Nutrient Management –

As pigeon pea is a leguminous crop so it does not require more fertilizer.

It requires very little nitrogen because the bacteria found in its roots absorb nitrogen from the atmosphere and transfer it to pigeon pea crop.
The doses of fertilizers should be given on the basis of soil test.

At the time of sowing, it requires 18-20 kg nitrogen, 45-50 kg phosphorus, 20 kg potash and 20 kg sulphur per hectare. Once in three years, apply 25 kg zinc sulphate per hectare before the last ploughing gives good yield.
It is beneficial to use seed drill while applying the nutrients.

Chemical fertilizers should not be given by sprinkling because by doing this the main crop gets less and weeds get more benefits.

Weed Management –

Use of 1 kg per hectare of pendimethalin before growing crop and weeding & hoeing after 50 days of sowing is better control of weeds.
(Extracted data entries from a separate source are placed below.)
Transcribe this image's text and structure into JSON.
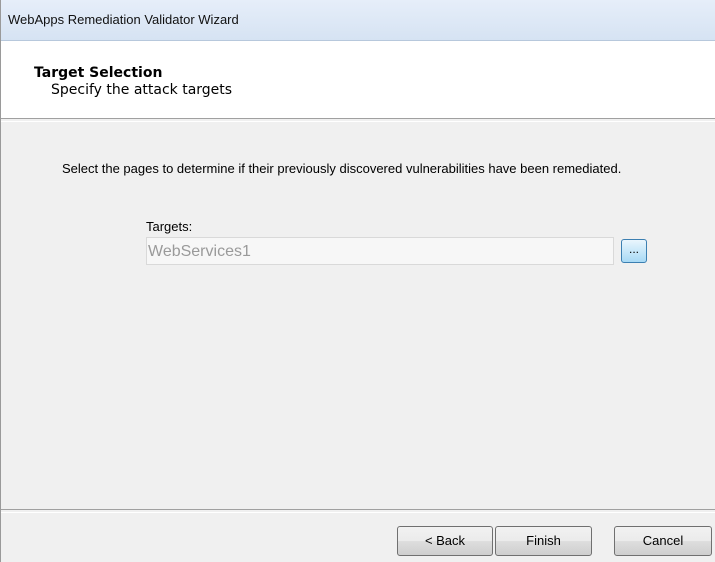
{
  "window": {
    "title": "WebApps Remediation Validator Wizard"
  },
  "header": {
    "title": "Target Selection",
    "subtitle": "Specify the attack targets"
  },
  "main": {
    "description": "Select the pages to determine if their previously discovered vulnerabilities have been remediated.",
    "targets_label": "Targets:",
    "targets_value": "WebServices1",
    "browse_label": "..."
  },
  "footer": {
    "back_label": "< Back",
    "finish_label": "Finish",
    "cancel_label": "Cancel"
  }
}
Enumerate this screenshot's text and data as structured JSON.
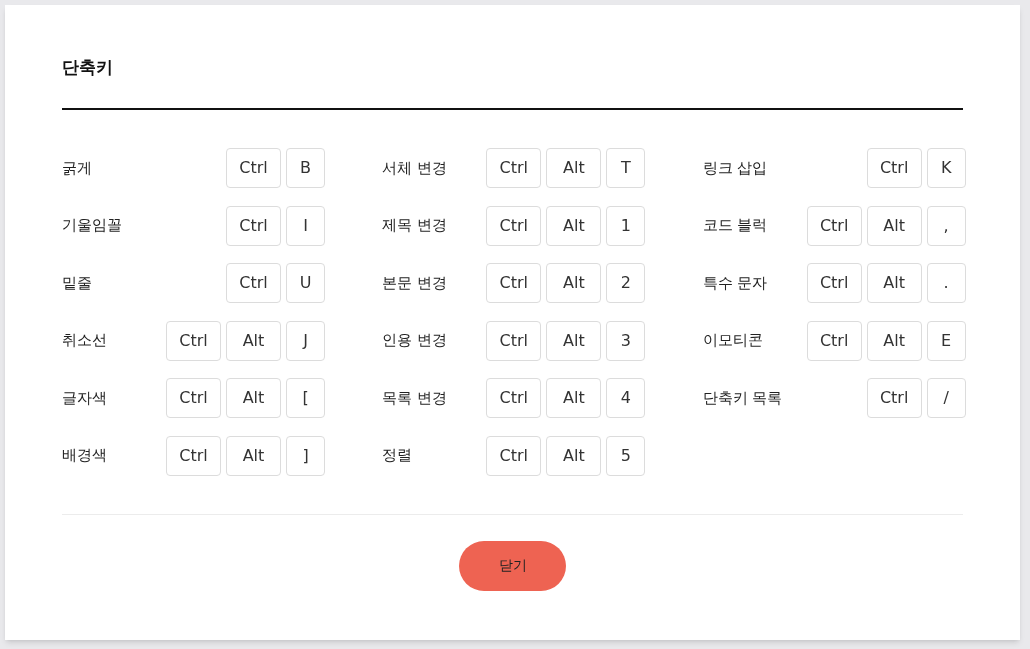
{
  "dialog": {
    "title": "단축키",
    "columns": [
      [
        {
          "label": "굵게",
          "keys": [
            "Ctrl",
            "B"
          ]
        },
        {
          "label": "기울임꼴",
          "keys": [
            "Ctrl",
            "I"
          ]
        },
        {
          "label": "밑줄",
          "keys": [
            "Ctrl",
            "U"
          ]
        },
        {
          "label": "취소선",
          "keys": [
            "Ctrl",
            "Alt",
            "J"
          ]
        },
        {
          "label": "글자색",
          "keys": [
            "Ctrl",
            "Alt",
            "["
          ]
        },
        {
          "label": "배경색",
          "keys": [
            "Ctrl",
            "Alt",
            "]"
          ]
        }
      ],
      [
        {
          "label": "서체 변경",
          "keys": [
            "Ctrl",
            "Alt",
            "T"
          ]
        },
        {
          "label": "제목 변경",
          "keys": [
            "Ctrl",
            "Alt",
            "1"
          ]
        },
        {
          "label": "본문 변경",
          "keys": [
            "Ctrl",
            "Alt",
            "2"
          ]
        },
        {
          "label": "인용 변경",
          "keys": [
            "Ctrl",
            "Alt",
            "3"
          ]
        },
        {
          "label": "목록 변경",
          "keys": [
            "Ctrl",
            "Alt",
            "4"
          ]
        },
        {
          "label": "정렬",
          "keys": [
            "Ctrl",
            "Alt",
            "5"
          ]
        }
      ],
      [
        {
          "label": "링크 삽입",
          "keys": [
            "Ctrl",
            "K"
          ]
        },
        {
          "label": "코드 블럭",
          "keys": [
            "Ctrl",
            "Alt",
            ","
          ]
        },
        {
          "label": "특수 문자",
          "keys": [
            "Ctrl",
            "Alt",
            "."
          ]
        },
        {
          "label": "이모티콘",
          "keys": [
            "Ctrl",
            "Alt",
            "E"
          ]
        },
        {
          "label": "단축키 목록",
          "keys": [
            "Ctrl",
            "/"
          ]
        }
      ]
    ],
    "close_button": "닫기"
  }
}
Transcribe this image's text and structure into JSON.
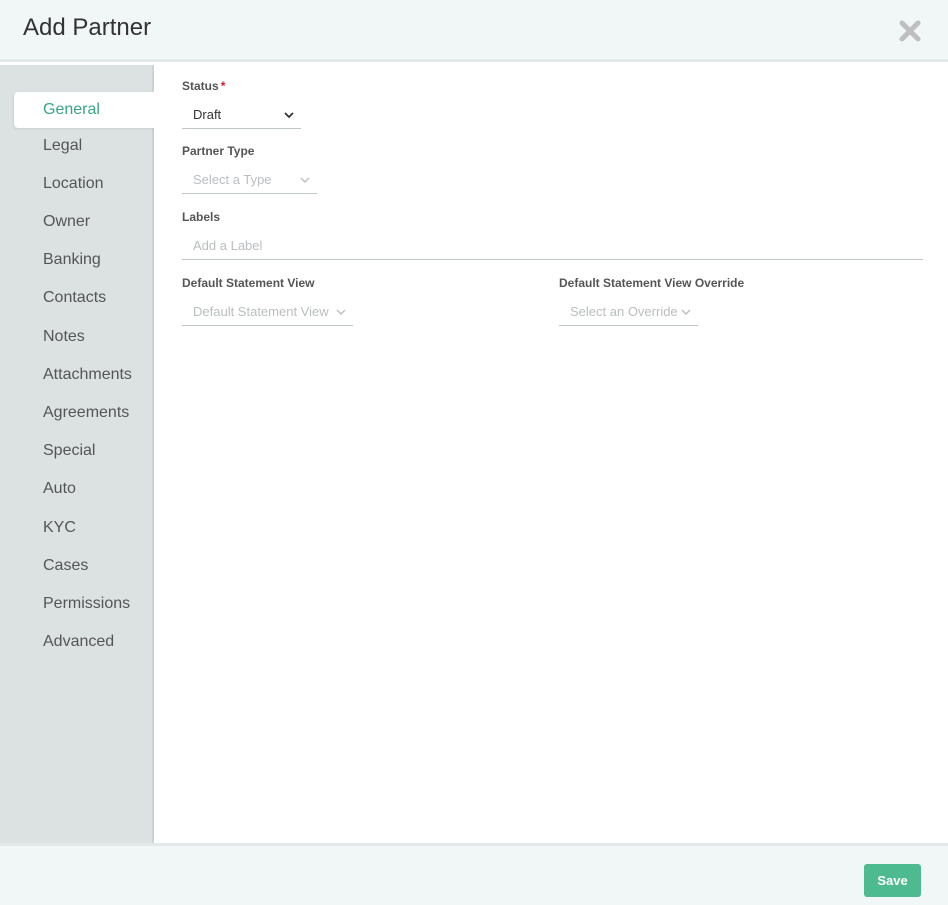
{
  "header": {
    "title": "Add Partner",
    "close_icon": "close-icon"
  },
  "sidebar": {
    "items": [
      {
        "label": "General",
        "active": true
      },
      {
        "label": "Legal"
      },
      {
        "label": "Location"
      },
      {
        "label": "Owner"
      },
      {
        "label": "Banking"
      },
      {
        "label": "Contacts"
      },
      {
        "label": "Notes"
      },
      {
        "label": "Attachments"
      },
      {
        "label": "Agreements"
      },
      {
        "label": "Special"
      },
      {
        "label": "Auto"
      },
      {
        "label": "KYC"
      },
      {
        "label": "Cases"
      },
      {
        "label": "Permissions"
      },
      {
        "label": "Advanced"
      }
    ]
  },
  "form": {
    "status": {
      "label": "Status",
      "required_mark": "*",
      "value": "Draft"
    },
    "partner_type": {
      "label": "Partner Type",
      "placeholder": "Select a Type"
    },
    "labels": {
      "label": "Labels",
      "placeholder": "Add a Label"
    },
    "default_statement_view": {
      "label": "Default Statement View",
      "placeholder": "Default Statement View"
    },
    "default_statement_view_override": {
      "label": "Default Statement View Override",
      "placeholder": "Select an Override"
    }
  },
  "footer": {
    "save_label": "Save"
  },
  "colors": {
    "accent": "#4dbb8f",
    "active_text": "#3aa57f",
    "required": "#d0202c",
    "sidebar_bg": "#dce2e2"
  }
}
Before growing the crop, spraying of 0.75 kg Pendimethalin and Imazethapyr @ 75 gm per hectare at 20 days of crop stage gives more benefit.

Keep in mind to maintain optimum soil moisture condition during herbicide application.

After sowing, the growth of pigeon pea as compare to weeds is quite slow during first 45-60 days. Because of the frequent rains, weeds grow faster than the main crop. If weeds are not controlled during this period, they cover the pigeon pea plant.

Sometimes it’s very difficult to control weeds mechanically (with the use of implement). Because of frequent rains due to which soil does not come in physical condition to permit use of the implements. In this case, use of herbicides to control the weeds becomes more important.

Generally farmers allow weeds to grow until they are able to be pulled up by hand, but by that time the weeds have done a lot of damage by competing with the crops. Therefore, the crop should be kept weed free from the beginning.
Use of pure and clean seeds at the time of sowing can prevent the growth of weeds.